Before you begin, please be aware the Splunk data push works well, but has a different retry mechanism than the other destinations. As a result, the Splunk data push does not go into the error state if there is an error. It will always show as running in the UXI dashboard whether it is successful or not. The Splunk integration is available for Beta testing and you can request to join the beta through support.
Data Push Destinations - Splunk (Beta)
Selecting the Splunk destination will send your test result data or issue data to your Splunk database. Each test result or issue will be represented as an event in Splunk. The data is sent from the UXI VPC located in AWS US-WEST-2. It is recommended to use either the Splunk cloud, Splunk AMI on AWS or other cloud provider. If your Splunk is on prem, it would require you to route the traffic accordingly. This integration has only been tested Splunk on 9.0.0, but should work on version 7.1 or better.
The UXI data push makes use of the Splunk HTTP Event Collector (HEC).
To get started, navigate to Settings -> Data Inputs.
Select HTTP Event Collector and select Add New.
On the next page, select New Token.
Give the token a name and check the box for "Enable Index Acknowledgment". Keep all other default settings.

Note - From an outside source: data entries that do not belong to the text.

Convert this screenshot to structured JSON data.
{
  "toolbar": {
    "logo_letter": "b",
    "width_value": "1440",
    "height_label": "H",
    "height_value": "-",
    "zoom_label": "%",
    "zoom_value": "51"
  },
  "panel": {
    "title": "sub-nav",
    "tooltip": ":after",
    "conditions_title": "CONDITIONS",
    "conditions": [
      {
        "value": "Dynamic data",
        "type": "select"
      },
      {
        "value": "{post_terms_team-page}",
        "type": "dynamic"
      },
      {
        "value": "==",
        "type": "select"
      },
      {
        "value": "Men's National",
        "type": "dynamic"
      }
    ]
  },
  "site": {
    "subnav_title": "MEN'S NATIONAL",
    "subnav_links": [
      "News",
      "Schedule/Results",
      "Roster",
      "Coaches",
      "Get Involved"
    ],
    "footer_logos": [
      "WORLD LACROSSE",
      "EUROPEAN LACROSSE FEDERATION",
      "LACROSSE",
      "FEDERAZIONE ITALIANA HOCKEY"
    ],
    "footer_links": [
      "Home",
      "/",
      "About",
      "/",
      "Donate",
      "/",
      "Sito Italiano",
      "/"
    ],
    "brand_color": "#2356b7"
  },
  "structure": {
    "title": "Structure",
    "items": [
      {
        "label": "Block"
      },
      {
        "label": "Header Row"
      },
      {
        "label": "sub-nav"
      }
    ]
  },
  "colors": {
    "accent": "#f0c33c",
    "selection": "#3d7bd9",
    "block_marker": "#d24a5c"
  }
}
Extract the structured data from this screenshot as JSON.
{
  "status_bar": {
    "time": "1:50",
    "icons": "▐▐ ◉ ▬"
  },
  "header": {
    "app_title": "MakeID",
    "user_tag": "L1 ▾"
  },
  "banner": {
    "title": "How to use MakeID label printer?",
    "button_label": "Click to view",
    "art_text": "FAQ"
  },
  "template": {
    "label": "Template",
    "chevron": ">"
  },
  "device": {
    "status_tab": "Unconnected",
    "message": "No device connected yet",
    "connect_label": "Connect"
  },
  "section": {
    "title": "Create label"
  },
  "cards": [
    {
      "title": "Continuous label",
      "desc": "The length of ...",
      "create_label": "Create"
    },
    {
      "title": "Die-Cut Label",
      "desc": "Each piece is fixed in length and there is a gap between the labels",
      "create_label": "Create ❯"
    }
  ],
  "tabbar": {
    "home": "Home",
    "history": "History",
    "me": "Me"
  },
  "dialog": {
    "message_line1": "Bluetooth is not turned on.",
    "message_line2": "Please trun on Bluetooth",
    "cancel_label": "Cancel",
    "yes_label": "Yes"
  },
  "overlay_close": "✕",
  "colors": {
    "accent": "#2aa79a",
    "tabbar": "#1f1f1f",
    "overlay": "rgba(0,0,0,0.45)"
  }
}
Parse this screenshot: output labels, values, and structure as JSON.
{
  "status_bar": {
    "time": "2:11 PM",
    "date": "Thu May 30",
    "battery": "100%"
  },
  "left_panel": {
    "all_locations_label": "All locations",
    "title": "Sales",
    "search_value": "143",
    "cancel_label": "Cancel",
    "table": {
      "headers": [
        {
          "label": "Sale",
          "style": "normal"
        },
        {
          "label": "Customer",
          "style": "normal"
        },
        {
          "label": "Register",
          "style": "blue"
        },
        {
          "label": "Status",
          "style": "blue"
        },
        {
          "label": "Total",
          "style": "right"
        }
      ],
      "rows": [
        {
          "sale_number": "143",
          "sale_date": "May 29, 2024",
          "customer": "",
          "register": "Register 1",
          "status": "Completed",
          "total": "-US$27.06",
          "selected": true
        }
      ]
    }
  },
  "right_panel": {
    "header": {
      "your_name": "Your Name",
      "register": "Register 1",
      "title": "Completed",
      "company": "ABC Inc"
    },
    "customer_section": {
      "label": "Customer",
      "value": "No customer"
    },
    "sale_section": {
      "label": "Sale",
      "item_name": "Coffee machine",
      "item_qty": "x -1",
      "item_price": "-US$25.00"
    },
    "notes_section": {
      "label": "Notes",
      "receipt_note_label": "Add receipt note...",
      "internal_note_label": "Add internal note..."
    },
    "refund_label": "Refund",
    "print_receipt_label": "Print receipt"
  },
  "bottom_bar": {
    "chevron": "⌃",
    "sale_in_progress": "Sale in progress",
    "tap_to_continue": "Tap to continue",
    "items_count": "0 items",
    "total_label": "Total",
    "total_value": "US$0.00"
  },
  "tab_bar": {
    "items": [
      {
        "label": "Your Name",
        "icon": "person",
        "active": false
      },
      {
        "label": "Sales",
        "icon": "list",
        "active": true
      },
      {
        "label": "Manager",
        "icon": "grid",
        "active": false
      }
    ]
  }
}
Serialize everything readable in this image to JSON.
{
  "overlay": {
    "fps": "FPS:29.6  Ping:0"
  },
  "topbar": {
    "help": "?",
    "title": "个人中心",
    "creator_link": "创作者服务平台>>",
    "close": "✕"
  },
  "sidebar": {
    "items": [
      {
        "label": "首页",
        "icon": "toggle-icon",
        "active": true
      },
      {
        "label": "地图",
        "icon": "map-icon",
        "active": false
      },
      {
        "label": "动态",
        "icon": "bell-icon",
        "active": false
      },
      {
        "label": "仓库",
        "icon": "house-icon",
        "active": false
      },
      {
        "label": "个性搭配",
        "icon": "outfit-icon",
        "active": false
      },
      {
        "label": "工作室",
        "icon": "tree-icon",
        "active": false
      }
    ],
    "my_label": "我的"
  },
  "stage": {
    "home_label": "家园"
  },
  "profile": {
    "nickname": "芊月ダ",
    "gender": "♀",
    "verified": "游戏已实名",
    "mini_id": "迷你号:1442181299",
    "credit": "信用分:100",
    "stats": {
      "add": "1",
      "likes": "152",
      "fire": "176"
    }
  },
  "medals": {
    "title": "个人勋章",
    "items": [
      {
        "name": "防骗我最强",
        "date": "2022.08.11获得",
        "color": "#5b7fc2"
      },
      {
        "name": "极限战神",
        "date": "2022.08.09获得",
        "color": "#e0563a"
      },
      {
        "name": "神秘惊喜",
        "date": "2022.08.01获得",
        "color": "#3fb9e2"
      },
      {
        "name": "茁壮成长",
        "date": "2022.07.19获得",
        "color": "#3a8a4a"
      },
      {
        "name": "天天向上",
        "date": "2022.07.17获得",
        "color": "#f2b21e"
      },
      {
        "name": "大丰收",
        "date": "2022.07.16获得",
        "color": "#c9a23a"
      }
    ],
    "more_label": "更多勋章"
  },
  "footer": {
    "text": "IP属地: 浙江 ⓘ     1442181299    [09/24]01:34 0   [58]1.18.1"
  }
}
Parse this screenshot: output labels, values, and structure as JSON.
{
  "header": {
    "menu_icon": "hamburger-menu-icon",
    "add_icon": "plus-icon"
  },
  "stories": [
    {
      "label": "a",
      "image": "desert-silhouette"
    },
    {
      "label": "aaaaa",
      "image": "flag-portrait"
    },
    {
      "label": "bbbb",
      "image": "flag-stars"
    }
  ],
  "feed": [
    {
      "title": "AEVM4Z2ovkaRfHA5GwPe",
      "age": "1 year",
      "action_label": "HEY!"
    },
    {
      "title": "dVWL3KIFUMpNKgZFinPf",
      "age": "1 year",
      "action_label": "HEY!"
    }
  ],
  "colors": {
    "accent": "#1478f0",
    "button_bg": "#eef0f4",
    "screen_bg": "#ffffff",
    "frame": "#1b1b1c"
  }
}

On the Input Settings, you may choose to create a new index or add data to an index. In this example we created a new index for events called “uxi”. Note the index you use, as you will need it later.
Review the settings, when finished click Submit.
On the next page you will be shown the token. Copy this down.
Next go to the UXI Dashboard. Open Settings -> Integrations.
Under Data Push Destinations select Add Destination.
Configure the data push for your Splunk database.
Data Type: Test Results or Issues
Destination Type: Splunk
Name: Give this integration a friendly name
URL: Enter the Splunk public URL
Port: Enter the Splunk HEC port. Usually, the Splunk HEC runs on port 8088
Index: Specify the index used for the Splunk HEC token.
Token: Paste the Splunk HEC token
Wait a few minutes to ensure the data push destination remains in a running state. You should then be able to search your data in Splunk.